Lord Mance, Lord Collins and Lord Clarke agreed. The cross appeal concerned whether UK labour law applied so that there could be an unfair dismissal complaint under ERA 1996 section 94, on which judgment was reserved. Lord Rodger died in the meantime.
|“||3. It is fair to say that had this issue stood alone it is unlikely that permission would have been given to bring an appeal to this Court. It is common ground that the basic principle was laid down by the House of Lords in Lawson v Serco Ltd  UKHL 3,  ICR 250. It is also common ground that these teachers' employment does not fall within either of the specific examples given in Lawson of people employed by British employers to work outside Great Britain who would be protected from unfair dismissal. The question is whether there are other examples of the principle, of which this is one.

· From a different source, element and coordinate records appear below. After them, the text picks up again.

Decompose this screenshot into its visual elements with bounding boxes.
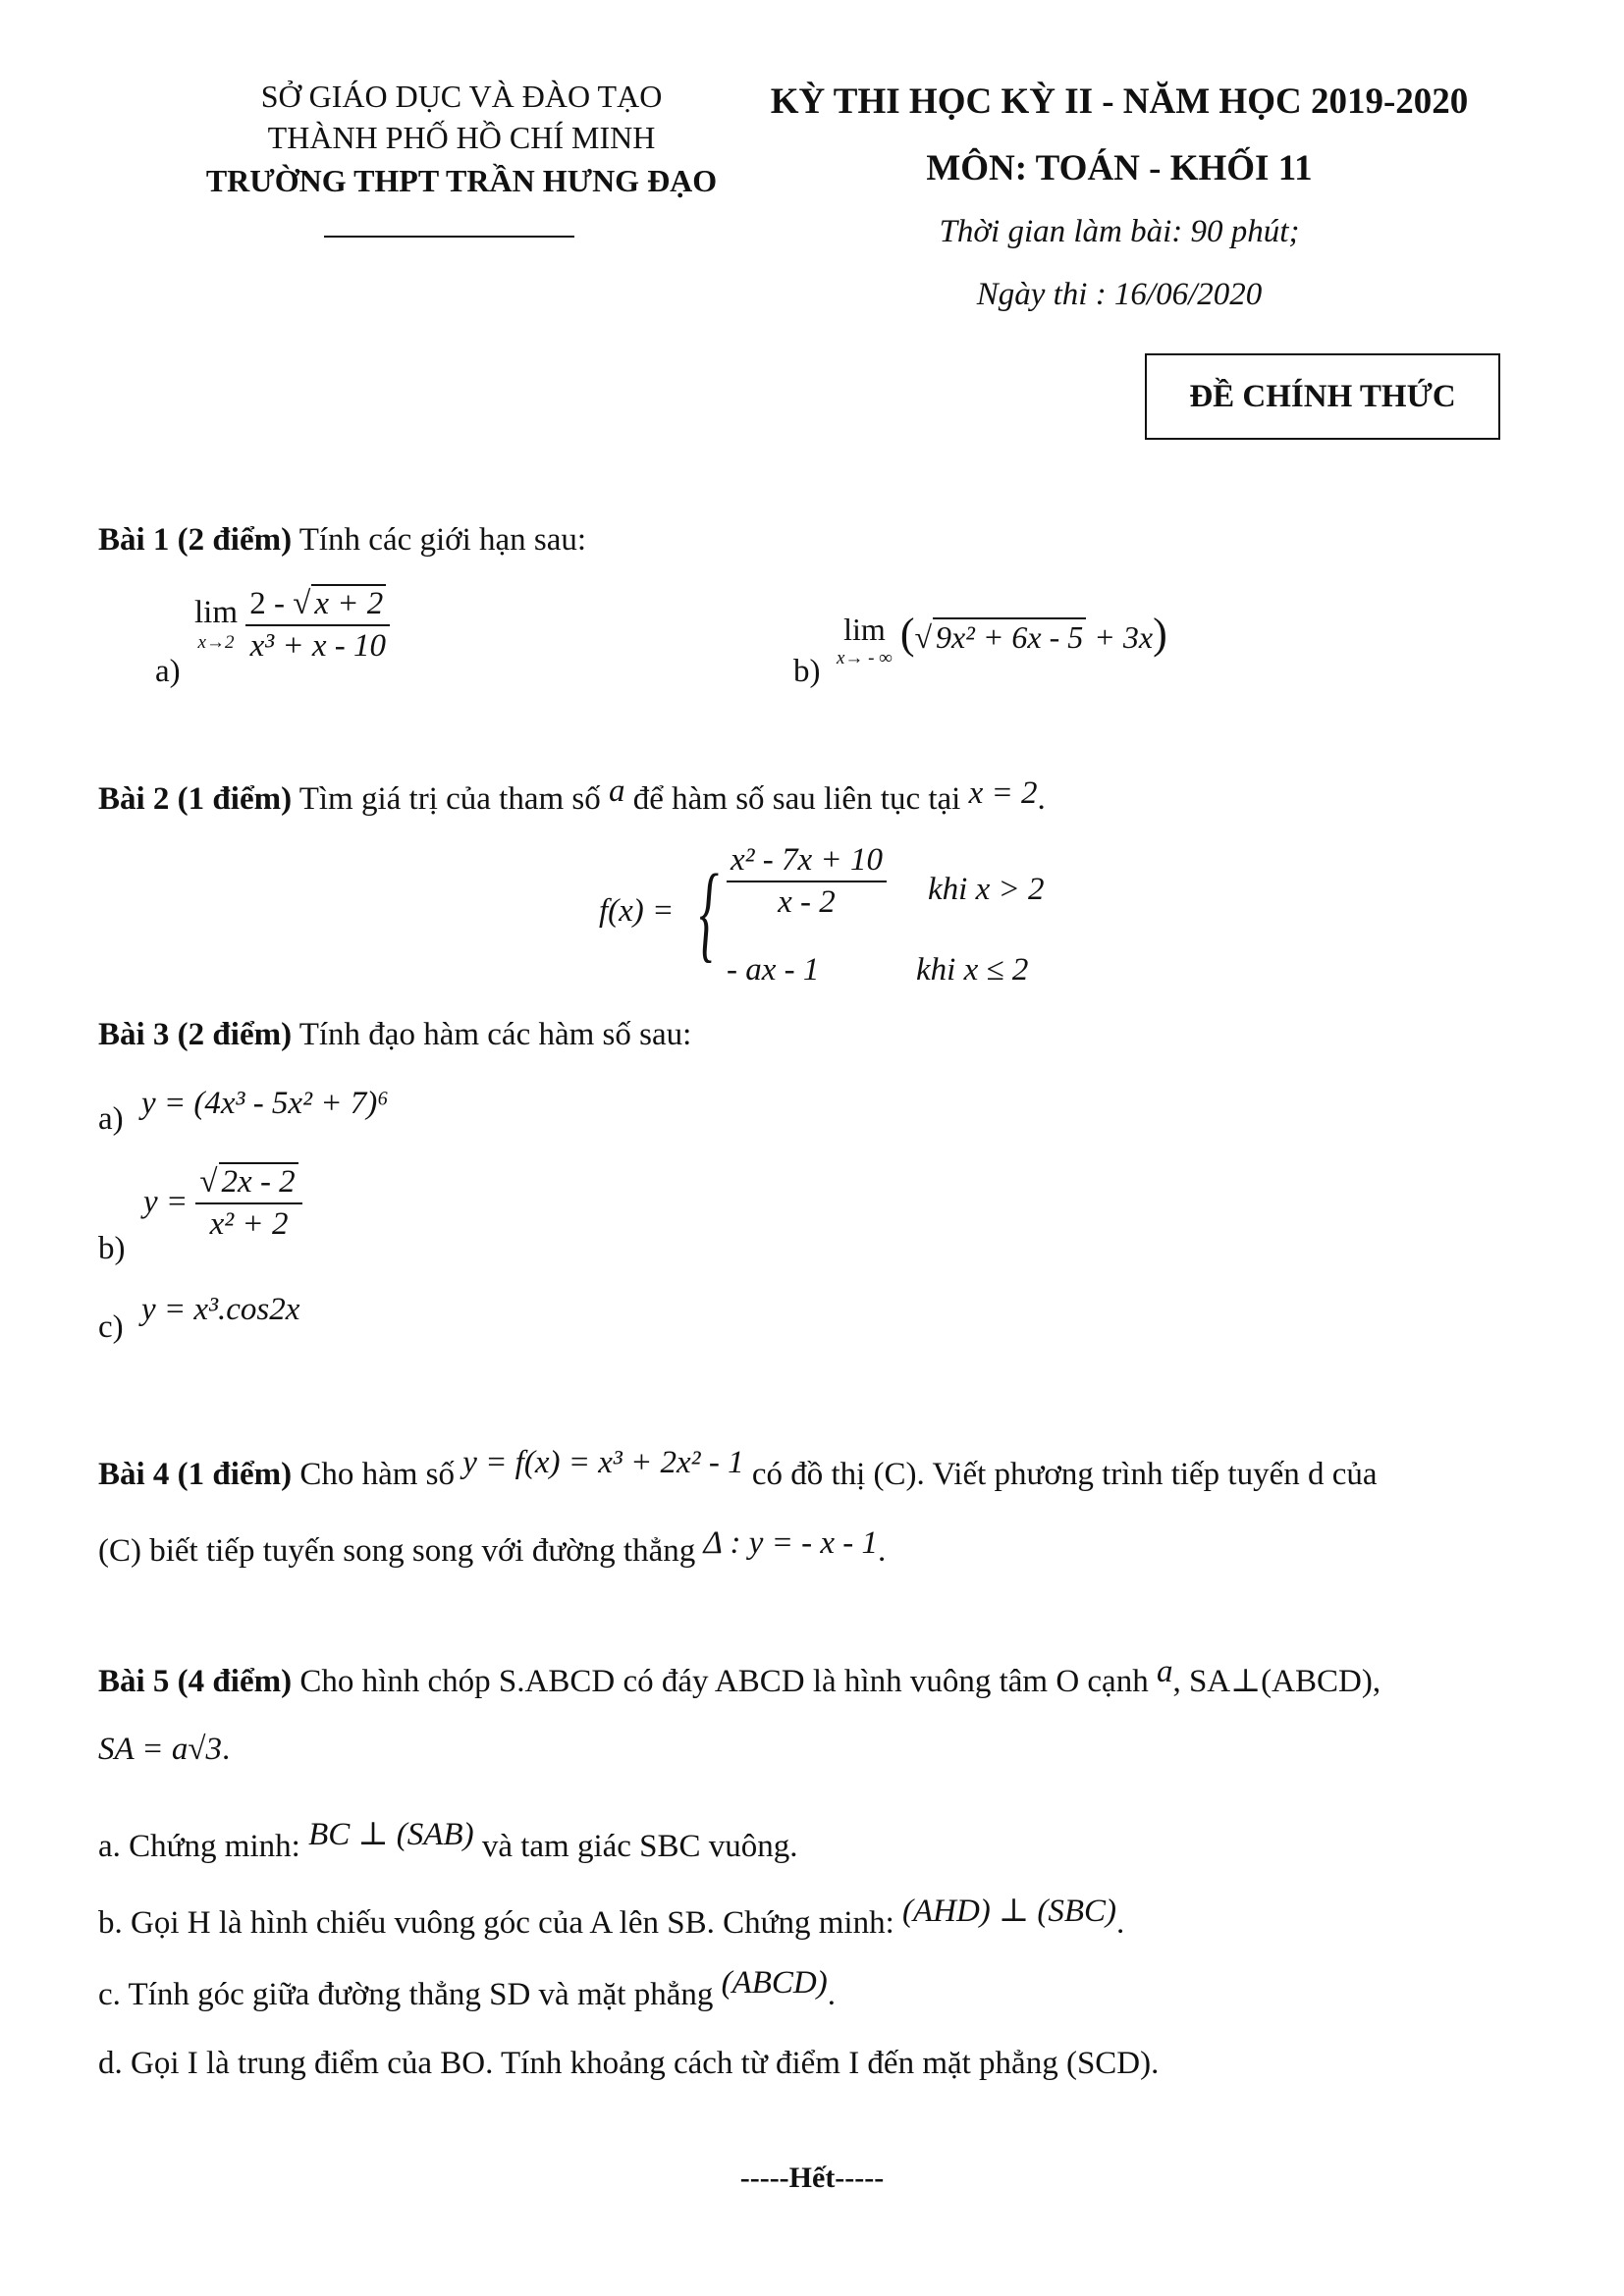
bai5-line-2: [98, 1732, 230, 1768]
header-divider: [324, 236, 574, 238]
radicand: 9x² + 6x - 5: [933, 617, 1086, 656]
function-lhs: f(x) =: [599, 893, 675, 929]
part-b-text: b. Gọi H là hình chiếu vuông góc của A lên SB. Chứng minh:: [98, 1905, 902, 1941]
bai4-function: y = f(x) = x³ + 2x² - 1: [462, 1445, 744, 1480]
bai1-heading: [98, 522, 586, 559]
period: .: [827, 1977, 836, 2012]
end-of-exam-mark: -----Hết-----: [739, 2162, 885, 2194]
numerator-constant: 2 -: [249, 586, 286, 621]
part-a-text: a. Chứng minh:: [98, 1829, 309, 1864]
exam-title: KỲ THI HỌC KỲ II - NĂM HỌC 2019-2020: [770, 81, 1469, 122]
part-a-tail: và tam giác SBC vuông.: [473, 1829, 798, 1864]
bai3-text: Tính đạo hàm các hàm số sau:: [292, 1017, 692, 1052]
bai2-title: Bài 2 (1 điểm): [98, 781, 293, 817]
fraction-denominator: x³ + x - 10: [249, 628, 387, 664]
case1-condition: khi x > 2: [928, 872, 1045, 907]
bai4-text-2: có đồ thị (C). Viết phương trình tiếp tuyến d của: [743, 1457, 1378, 1492]
bai5-title: Bài 5 (4 điểm): [98, 1664, 293, 1699]
bai1-a-expression: [194, 584, 390, 665]
part-b-math: (AHD) ⊥ (SBC): [902, 1894, 1116, 1929]
period: .: [221, 1732, 231, 1767]
case2-expression: - ax - 1: [727, 952, 820, 988]
department-line-1: SỞ GIÁO DỤC VÀ ĐÀO TẠO: [260, 79, 663, 114]
limit-subscript: x→ - ∞: [837, 648, 893, 669]
bai5-text: Cho hình chóp S.ABCD có đáy ABCD là hình vuông tâm O cạnh: [292, 1664, 1157, 1699]
official-badge: [1145, 353, 1500, 440]
bai5-part-a: [98, 1817, 798, 1865]
official-badge-label: ĐỀ CHÍNH THỨC: [1189, 379, 1456, 414]
bai3-a-expression: y = (4x³ - 5x² + 7)⁶: [141, 1086, 389, 1121]
bai3-heading: [98, 1017, 691, 1053]
limit-word: lim: [194, 595, 239, 630]
bai5-text-2: , SA⊥(ABCD),: [1172, 1664, 1381, 1699]
part-c-math: (ABCD): [721, 1965, 828, 2001]
limit-subscript: x→2: [197, 632, 235, 653]
case2-condition: khi x ≤ 2: [916, 952, 1029, 988]
fraction-numerator: 2 - √ x + 2: [245, 584, 390, 626]
bai3-title: Bài 3 (2 điểm): [98, 1017, 293, 1052]
period: .: [1037, 781, 1046, 817]
case1-fraction: [727, 842, 887, 921]
case1-denominator: x - 2: [778, 884, 836, 920]
limit-operator: [194, 597, 238, 652]
sa-equation: SA = a√3: [98, 1732, 222, 1767]
fraction: [195, 1162, 301, 1243]
bai3-a-label: a): [98, 1101, 124, 1137]
function-lhs: y =: [143, 1184, 189, 1220]
department-line-2: THÀNH PHỐ HỒ CHÍ MINH: [267, 120, 656, 155]
expression-tail: + 3x: [1094, 619, 1154, 655]
bai2-heading: [98, 774, 1046, 818]
bai3-b-label: b): [98, 1231, 126, 1266]
period: .: [878, 1533, 887, 1569]
bai2-text: Tìm giá trị của tham số: [292, 781, 609, 817]
exam-date: Ngày thi : 16/06/2020: [976, 277, 1263, 312]
bai3-b-expression: [143, 1162, 302, 1243]
left-brace: {: [699, 852, 719, 972]
bai4-text: Cho hàm số: [292, 1457, 463, 1492]
duration-line: Thời gian làm bài: 90 phút;: [939, 214, 1300, 249]
bai1-b-label: b): [793, 654, 821, 689]
radicand: x + 2: [311, 584, 386, 622]
limit-word: lim: [843, 612, 886, 648]
bai5-line-1: [98, 1654, 1381, 1700]
bai3-c-expression: y = x³.cos2x: [141, 1292, 300, 1327]
bai4-text-3: (C) biết tiếp tuyến song song với đường thẳng: [98, 1533, 704, 1569]
bai4-line-1: [98, 1445, 1378, 1493]
bai5-part-b: [98, 1894, 1125, 1942]
fraction-numerator: √ 2x - 2: [195, 1162, 301, 1204]
bai4-line-equation: Δ : y = - x - 1: [703, 1525, 879, 1561]
fraction: [245, 584, 390, 665]
bai5-part-d: d. Gọi I là trung điểm của BO. Tính khoảng cách từ điểm I đến mặt phẳng (SCD).: [98, 2046, 1160, 2081]
school-name: TRƯỜNG THPT TRẦN HƯNG ĐẠO: [205, 163, 718, 198]
bai4-line-2: [98, 1525, 887, 1570]
part-a-math: BC ⊥ (SAB): [308, 1817, 474, 1852]
bai3-c-label: c): [98, 1309, 124, 1345]
bai2-text-2: để hàm số sau liên tục tại: [624, 781, 969, 817]
fraction-denominator: x² + 2: [209, 1206, 289, 1242]
parameter-a: a: [609, 774, 625, 809]
bai1-a-label: a): [155, 654, 181, 689]
radicand: 2x - 2: [219, 1162, 298, 1201]
limit-operator: [837, 614, 893, 667]
bai1-title: Bài 1 (2 điểm): [98, 522, 293, 558]
bai4-title: Bài 4 (1 điểm): [98, 1457, 293, 1492]
parameter-a: a: [1156, 1654, 1173, 1689]
continuity-point: x = 2: [968, 775, 1038, 811]
part-c-text: c. Tính góc giữa đường thẳng SD và mặt phẳng: [98, 1977, 722, 2012]
bai1-text: Tính các giới hạn sau:: [292, 522, 587, 558]
subject-line: MÔN: TOÁN - KHỐI 11: [926, 148, 1313, 188]
bai1-b-expression: lim x→ - ∞ (√ 9x² + 6x - 5 + 3x): [837, 610, 1167, 669]
case1-numerator: x² - 7x + 10: [727, 842, 887, 882]
bai5-part-c: [98, 1965, 836, 2013]
period: .: [1115, 1905, 1125, 1941]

16. In our view, these cases do form another example of an exceptional case where the employment has such an overwhelmingly closer connection with Britain and with British employment law than with any other system of law that it is right to conclude that Parliament must have intended that the employees should enjoy protection from unfair dismissal. This depends upon a combination of factors. First, as a sine qua non, their employer was based in Britain; and not just based here but the Government of the United Kingdom. This is the closest connection with Great Britain that any employer can have, for it cannot be based anywhere else. Second, they were employed under contracts governed by English law; the terms and conditions were either entirely those of English law or a combination of those of English law and the international institutions for which they worked. Although this factor is not mentioned in Lawson v Serco, it must be relevant to the expectation of each party as to the protection which the employees would enjoy. The law of unfair dismissal does not form part of the contractual terms and conditions of employment, but it was devised by Parliament in order to fill a well-known gap in the protection offered by the common law to those whose contracts of employment were ended. Third, they were employed in international enclaves, having no particular connection with the countries in which they happened to be situated and governed by international agreements between the participating states. They did not pay local taxes. The teachers were there because of commitments undertaken by the British government; the husbands, in Wallis and Grocott, were there because of commitments undertaken by the British government; and the wives were there because the British government thought it beneficial to its own undertaking to maximise the employment opportunities of their husbands' dependants. Fourth, it would be anomalous if a teacher who happened to be employed by the British government to work in the European School in England were to enjoy different protection from the teachers who happened to be employed to work in the same sort of school in other countries; just as it would be anomalous if wives employed to work for the British government precisely because their husbands were so employed, and sacked because their husbands ceased to be so employed, would be denied the protection which their husbands would have enjoyed.